Does dividing a function by a smooth function result in a smooth function?

[tronter]

If $$f \cdot f$$ and $$f \cdot f \cdot f$$ is smooth, does it follow that $$f$$ is smooth?

So does $$f \cdot f \in C^{\infty} \ \text{and} \ f \cdot f \cdot f \in C^{\infty} \Rightarrow f \in C^{\infty}$$?

Maybe we could generalize a bit more: Given that $$f^{n} , f^{n-1} \in C^{\infty}$$ does it follow that $$f \in C^{\infty}$$ (where $$f^n$$ is the function raised to some power $$n$$)?

 

[Hurkyl]

Well, what does dividing tell you?

 

[tacman]

First, it is important to clarify what is meant by a "smooth function". In mathematics, a smooth function is one that has derivatives of all orders, meaning it is infinitely differentiable. This is denoted by the notation $C^{\infty}$.
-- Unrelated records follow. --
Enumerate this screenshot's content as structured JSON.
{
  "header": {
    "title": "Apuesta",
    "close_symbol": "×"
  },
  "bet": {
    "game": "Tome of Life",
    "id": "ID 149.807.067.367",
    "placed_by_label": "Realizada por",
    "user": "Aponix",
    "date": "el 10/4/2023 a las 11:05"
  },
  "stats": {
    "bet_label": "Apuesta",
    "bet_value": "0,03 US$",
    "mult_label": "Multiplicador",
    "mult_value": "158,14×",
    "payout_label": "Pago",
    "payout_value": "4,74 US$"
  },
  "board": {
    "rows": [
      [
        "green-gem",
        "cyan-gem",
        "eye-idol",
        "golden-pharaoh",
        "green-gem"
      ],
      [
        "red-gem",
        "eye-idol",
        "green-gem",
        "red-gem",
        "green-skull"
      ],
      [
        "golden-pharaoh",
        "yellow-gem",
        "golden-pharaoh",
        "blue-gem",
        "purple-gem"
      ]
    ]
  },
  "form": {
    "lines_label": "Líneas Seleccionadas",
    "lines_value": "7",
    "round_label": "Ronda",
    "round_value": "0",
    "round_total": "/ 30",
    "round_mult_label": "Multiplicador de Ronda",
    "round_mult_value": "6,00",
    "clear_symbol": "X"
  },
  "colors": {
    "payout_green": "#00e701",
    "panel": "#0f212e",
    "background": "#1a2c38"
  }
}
Now, to answer the question, dividing a function by a smooth function does not necessarily result in a smooth function. This can be seen by considering the function $f(x) = \frac{1}{x}$. This function is not smooth at $x=0$ because it is not defined there. However, if we divide it by a smooth function, say $g(x) = x^2$, the resulting function $h(x) = \frac{1}{x^3}$ is still not smooth at $x=0$.

In general, dividing a function by a smooth function may result in a function that is smoother than the original, but it does not guarantee that it will be smooth.

As for the second part of the question, if $f^n$ and $f^{n-1}$ are both smooth, it does not necessarily follow that $f$ is also smooth. This can be seen by considering the function $f(x) = |x|$. This function is smooth for all $x \neq 0$, but it is not differentiable at $x=0$.

In conclusion, dividing a function by a smooth function does not always result in a smooth function, and having a certain number of smooth functions raised to different powers does not guarantee that the original function is also smooth. It ultimately depends on the specific functions involved and their properties.